Corporate "persons" and their oligarchs have overtaken whatever vestiges of democracy we had. The politicians have been bought and paid for and the public interest is crushed in lieu of expanded power of the economic elites.
When the power of wealth is greater than the power of the state, the country descends into fascism.

Dave Miller said...

All of the most advanced semi conductors in the world are made in Taiwan. Not the US. If and when China decides to move into that country, they will have their hands around our proverbial techno necks.

Yet we rarely hear the chattering classes even mentioning this reality. Are they unaware? Confused? Uninterested? I have no idea.

But China has a giant economic advantage over the US right now should they choose to use it.

Les Carpenter said...

The Chinese people, and their government, are much wiser than the government of the USA. And, they are patient people. People who actually think LONG term. Not just to rhe end of their noses.

China will, while patiently building allies, gradually tighten the noose around our arrogant neck. When the time of their choosing arrives, they WILL tighten the noose and strangle us.

The sad part is we will have done it to ourselves through our ignorance and delusions.

skudrunner said...

Your correct, china controls it's people and you don't protest against the will of the government. They have the elite class which are the politicians, the billionaires and the working class and attacks against each class doesn't exist. They stress education to learn where we stress education to just attend. We have a dumbing down educational system where teaching to the lowest common denominator is the norm.

Biden had the right idea in giving Taiwan billions to open manufacturing plants in the US. They do face a problem in being competitive and that is a non-motivated workforce but robotics till help with that problem.

Somehow Norway and many Scandinavian have it figured it out. They have a declining homelessness population, fitness is emphasized which means healthcare is more available and less expensive because people are healthier. Their politicians are people and not considered the elite class that way they can represent the people instead of just themselves.

-FJ the Dangerous and Extreme MAGA Jew said...

No, you missed the irony in the Chinese statement. Wanna know who Xi Xiping sacked in his last go-round of firing in China's Central Military Commission? The Military technologists responsible for America completely overwhelming Iran's Chinese supplied (and manned) air defenses and decapitating their leadership.
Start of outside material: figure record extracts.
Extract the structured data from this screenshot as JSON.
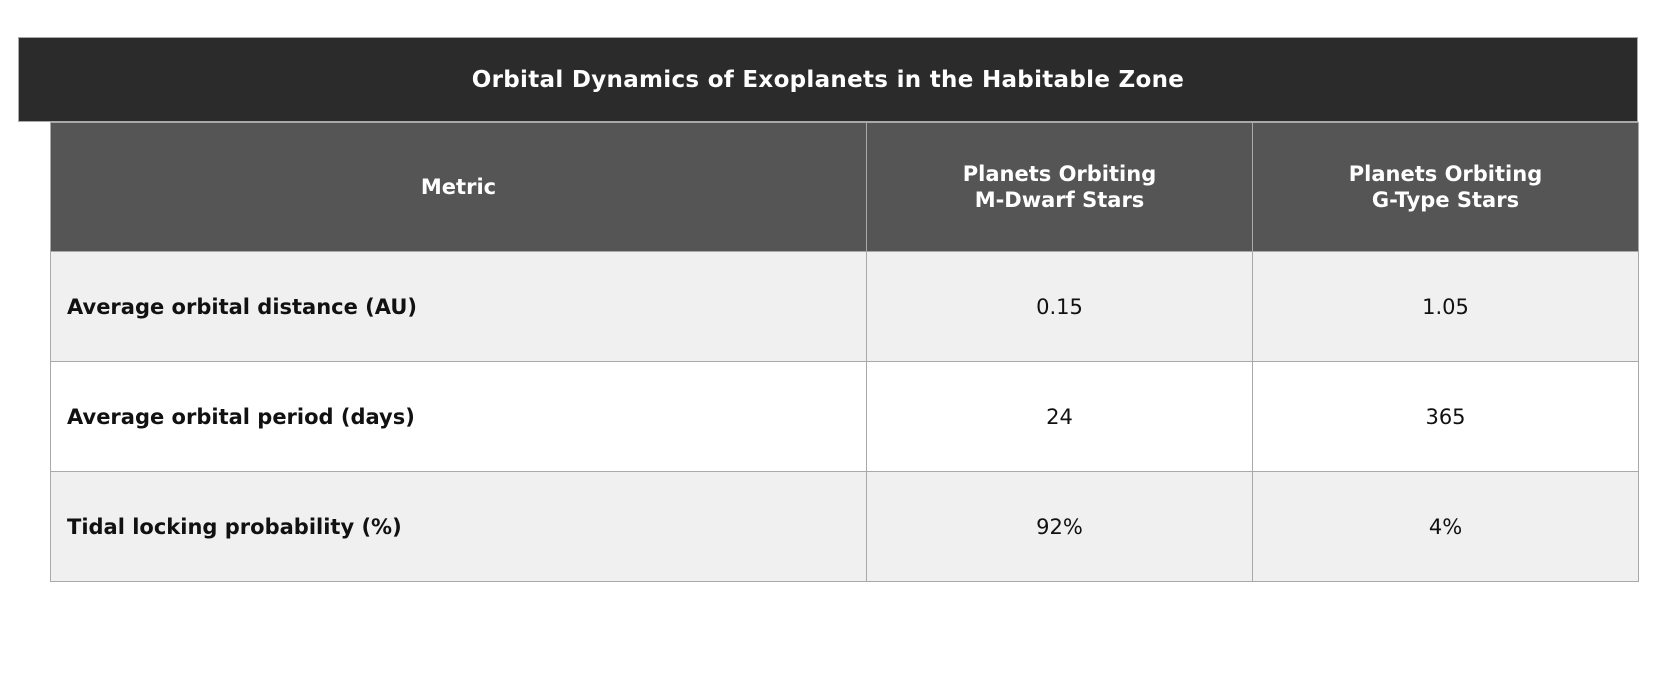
{
  "chart_data": {
    "type": "table",
    "title": "Orbital Dynamics of Exoplanets in the Habitable Zone",
    "columns": [
      {
        "line1": "Metric",
        "line2": ""
      },
      {
        "line1": "Planets Orbiting",
        "line2": "M-Dwarf Stars"
      },
      {
        "line1": "Planets Orbiting",
        "line2": "G-Type Stars"
      }
    ],
    "rows": [
      {
        "metric": "Average orbital distance (AU)",
        "m_dwarf": "0.15",
        "g_type": "1.05"
      },
      {
        "metric": "Average orbital period (days)",
        "m_dwarf": "24",
        "g_type": "365"
      },
      {
        "metric": "Tidal locking probability (%)",
        "m_dwarf": "92%",
        "g_type": "4%"
      }
    ]
  },
  "colors": {
    "title_background": "#2b2b2b",
    "header_background": "#555555",
    "row_shaded": "#f0f0f0",
    "row_plain": "#ffffff",
    "border": "#a9a9a9"
  }
}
After Venezuela, it made Xi VERY nervous that he might be next. The Sharp Sword Audit...

-FJ the Dangerous and Extreme MAGA Jew said...

More...

Dave Miller said...

Just an FYI... Average Nordic federal tax rates range between 26 and 45% vs US numbers of 12-22%, both plus state and other local taxes.

The Nordic countries, while charging more, deliver more. The stuff people want, efficiency, good roads, tax care, old age pensions it turns out, cost money.

Les Carpenter said...

Capitalism, the system that exploits the wage earner (wage slave) to the benefit of capital (the 1%) has no concern for the well being or security of the wage earner (wage slave) beyond the production the wage slave provides capital.

Capital's interest lies only in maximizing profits. Profit generated by under compensating the wage earner (wage slave) on the value of the wage earners (wage slaves) production.

Capitalism was rigged from the onset of the system to benefit capital at the expense of the wage earner (wage slave). It is nothing but pure exploitation of the mant to benefit the few.

And we are witnessing the effects globally through climate change to widening resources disparity (money and the ability to keep ones head above water) to a shrinking middle class and more.

The Bezo's, Musk's, and trump's of the world are at the root of today's growing disparity in America. Although they certainly didn't originate it. They simply understand how to manipulate it to their selfish interests and benefit.